226. わたしのお付きの人探し⑤
兄から尋ねられたわたしは、
『まーまー、座りなよ!』と座るように勧める。
だが兄は、
『座る所も無いし、何かあった時にワンテンポ遅れるから、立ったままでいいよ。』
と断った。
わたしは軽く眉間にしわを寄せ、荷物を端へ寄せる。
『座るスペースは確保したよ! 座って!』
と再び勧める。
兄は軽くため息をついて腰を下ろし、
『で、何があったの?』
と尋ねた。
わたしは、
『お母さんから、分家の方たちを見たり会話したりできる能力は男系しか持ってないって聞いたんだけど、どういうこと?』
と尋ねる。
兄は、
『そうらしいね。でも、亜衣ちゃんは女系の能力を持ってるでしょ?』
と言う。
わたしは、
『それだよ! それについて教えてよ!』
と身を乗り出した。
兄は少し考え込み、
『俺もあんまり詳しくは知らないんだけど……』
と言った後、説明を始めた。
『まず、じいちゃんは男系。その息子である俺の父親も男系。そして、その息子の俺も男系だから、分家の方たちとコミュニケーションが取れる。ここまでは分かるよね?』
わたしは頷く。
兄は、それを確認して続けた。
『じいちゃんの娘である亜衣ちゃんのお母さんは、男系女子だから分家の方たちとコミュニケーションが取れる。でも、亜衣ちゃんの代で女系になったから、その能力は受け継がれなかった。ただそれだけの話。

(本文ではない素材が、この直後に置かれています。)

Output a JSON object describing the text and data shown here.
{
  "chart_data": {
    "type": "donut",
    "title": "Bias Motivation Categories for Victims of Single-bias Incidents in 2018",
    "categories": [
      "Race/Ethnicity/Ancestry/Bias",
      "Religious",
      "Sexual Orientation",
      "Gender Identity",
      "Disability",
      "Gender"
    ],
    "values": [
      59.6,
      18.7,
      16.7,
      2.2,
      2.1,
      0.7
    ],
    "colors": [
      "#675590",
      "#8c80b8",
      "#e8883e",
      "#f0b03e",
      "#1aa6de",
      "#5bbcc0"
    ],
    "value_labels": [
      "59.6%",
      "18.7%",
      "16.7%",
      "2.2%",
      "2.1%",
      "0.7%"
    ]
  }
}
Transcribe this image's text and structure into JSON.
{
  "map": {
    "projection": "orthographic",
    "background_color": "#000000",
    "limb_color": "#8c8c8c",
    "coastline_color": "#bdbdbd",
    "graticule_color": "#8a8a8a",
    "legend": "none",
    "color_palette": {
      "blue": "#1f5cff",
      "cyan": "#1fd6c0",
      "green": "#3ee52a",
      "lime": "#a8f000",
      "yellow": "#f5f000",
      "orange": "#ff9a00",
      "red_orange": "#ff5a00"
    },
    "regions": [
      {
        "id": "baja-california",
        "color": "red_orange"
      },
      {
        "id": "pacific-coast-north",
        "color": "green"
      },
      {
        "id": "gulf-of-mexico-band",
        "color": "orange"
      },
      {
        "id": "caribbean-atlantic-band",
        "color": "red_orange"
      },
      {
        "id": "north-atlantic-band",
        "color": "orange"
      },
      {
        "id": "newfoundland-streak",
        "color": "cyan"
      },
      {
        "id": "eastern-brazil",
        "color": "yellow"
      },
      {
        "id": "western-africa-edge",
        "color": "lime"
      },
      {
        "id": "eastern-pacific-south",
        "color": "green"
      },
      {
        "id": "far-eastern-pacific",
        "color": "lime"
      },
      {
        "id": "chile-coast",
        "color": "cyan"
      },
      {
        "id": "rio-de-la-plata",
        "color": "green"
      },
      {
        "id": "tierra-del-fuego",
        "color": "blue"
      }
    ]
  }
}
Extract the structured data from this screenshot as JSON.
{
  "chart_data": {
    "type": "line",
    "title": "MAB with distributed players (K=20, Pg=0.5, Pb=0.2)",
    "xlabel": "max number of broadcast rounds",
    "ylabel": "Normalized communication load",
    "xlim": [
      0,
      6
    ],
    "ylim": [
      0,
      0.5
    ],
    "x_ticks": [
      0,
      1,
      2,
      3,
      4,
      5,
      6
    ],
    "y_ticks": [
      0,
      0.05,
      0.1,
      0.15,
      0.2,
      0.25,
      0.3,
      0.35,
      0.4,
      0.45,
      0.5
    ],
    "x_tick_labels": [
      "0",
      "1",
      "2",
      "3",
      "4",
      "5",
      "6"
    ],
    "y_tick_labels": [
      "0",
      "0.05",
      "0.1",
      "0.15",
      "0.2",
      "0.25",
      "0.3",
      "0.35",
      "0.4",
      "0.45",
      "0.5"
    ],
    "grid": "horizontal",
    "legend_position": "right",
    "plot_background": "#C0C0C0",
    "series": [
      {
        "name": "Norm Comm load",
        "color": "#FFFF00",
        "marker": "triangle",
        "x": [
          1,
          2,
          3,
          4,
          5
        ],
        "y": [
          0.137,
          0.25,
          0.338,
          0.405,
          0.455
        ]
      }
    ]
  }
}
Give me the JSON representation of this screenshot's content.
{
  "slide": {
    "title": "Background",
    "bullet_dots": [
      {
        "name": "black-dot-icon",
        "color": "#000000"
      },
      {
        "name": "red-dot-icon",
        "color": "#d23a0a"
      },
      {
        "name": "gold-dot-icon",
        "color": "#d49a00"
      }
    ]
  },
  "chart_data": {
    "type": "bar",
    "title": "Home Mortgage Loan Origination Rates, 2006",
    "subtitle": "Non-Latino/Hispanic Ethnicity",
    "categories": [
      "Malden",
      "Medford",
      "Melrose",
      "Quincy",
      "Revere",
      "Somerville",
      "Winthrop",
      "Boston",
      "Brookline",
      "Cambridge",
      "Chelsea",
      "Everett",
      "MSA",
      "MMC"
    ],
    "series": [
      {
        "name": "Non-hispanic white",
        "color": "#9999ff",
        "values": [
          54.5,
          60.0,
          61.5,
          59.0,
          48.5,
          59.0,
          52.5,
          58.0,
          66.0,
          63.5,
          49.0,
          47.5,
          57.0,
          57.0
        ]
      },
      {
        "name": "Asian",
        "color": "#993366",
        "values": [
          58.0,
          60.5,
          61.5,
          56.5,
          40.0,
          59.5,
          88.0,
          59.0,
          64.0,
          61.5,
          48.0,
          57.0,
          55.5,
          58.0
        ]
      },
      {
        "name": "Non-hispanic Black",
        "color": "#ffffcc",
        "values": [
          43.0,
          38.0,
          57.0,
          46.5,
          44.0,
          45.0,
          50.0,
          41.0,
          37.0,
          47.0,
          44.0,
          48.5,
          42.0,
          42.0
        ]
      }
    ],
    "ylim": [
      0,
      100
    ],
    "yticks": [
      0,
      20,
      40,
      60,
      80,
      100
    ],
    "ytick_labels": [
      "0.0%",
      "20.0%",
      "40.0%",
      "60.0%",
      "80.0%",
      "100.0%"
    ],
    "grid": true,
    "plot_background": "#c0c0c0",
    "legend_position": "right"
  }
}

もちろん、亜衣ちゃんに兄や弟がいたとしても、母親が女系なんだから、その子たちも女系だよ。』
わたしは胸を張って言う。
『男系・女系の意味くらい知ってるよ! 単に男だから男系、女だから女系ってわけじゃないことも分かってるから。』
そして続けて、
『男系については分かったから、今度は女系の能力について教えてよ!』
と尋ねた。
兄は再びため息をつき、
『既に亜衣ちゃんがやってるように、相手の了承があれば意識を共有して、その人の能力をコピーできる……ってことかな。』
と答えた。
わたしは、
『今後、他の人と意識を共有したらどうなるの?』
と尋ねる。
兄は首をかしげ、
『それが分かんないんだよね。上書きされて以前の能力が消えるのか、それとも複数の能力を同時に使えるようになるのか……。』
と少し考えた後、
『亜衣ちゃん、試してみてよ。』
と真顔で言った。
わたしは慌てて首を振る。
『いやいや! どうなるか分からないのに試したくないよ! そもそも、あっくん以外で了承してくれる人なんているの?』
兄はさらりと、
『亜衣ちゃんのお父さんとかどう? 次期当主の件で確執ができたって聞いたし、改善されるかもしれないよ。亜衣ちゃんが頼めば断らないと思うよ。』
と言った。
わたしは兄を睨み、
『それはイヤ!』
と即答した。
少し間を置いてから、今度は別のことを尋ねる。
『最後に、あの黒い服の女の人。あの人って何なの? 病院からずっと憑いて来てるよね? じいちゃんにもあっくんにも近寄らないのに、なんでわたしだけなの?』
兄は肩をすくめる。
『あれが何なのかは知らない。でも、亜衣ちゃんのことを気に入ってるのは間違いないと思うよ。』
『気に入るって……。』
と、わたしは頬を膨らませる。
兄は少し真面目な表情になり、
『病院では、あの人に気に入られてた人は亡くなってた印象がある。でも、当主や次期当主は分家の方たちを忘れず、償い続ける存在だから、分家の方たちが一緒にいる限り近づけないのは確かだよ。』
と言った。
そして立ち上がり、
『俺はこれから、まりちゃんとありちゃんに会うから。じゃあねー。』
と部屋を出ようとする。
わたしは慌てて呼び止めた。
『あ……ちょっと! わたしと、まり姉・ありさなら、どっちが大事なの?』
兄は振り返りもせず、
『まりちゃんと、ありちゃん。』
と、表情ひとつ変えずに言い切って部屋を出て行った。
……知ってたけどさ。
もう少し言い方ってあるじゃん。
そう思いながら、わたしは少しだけ落ち込んだ。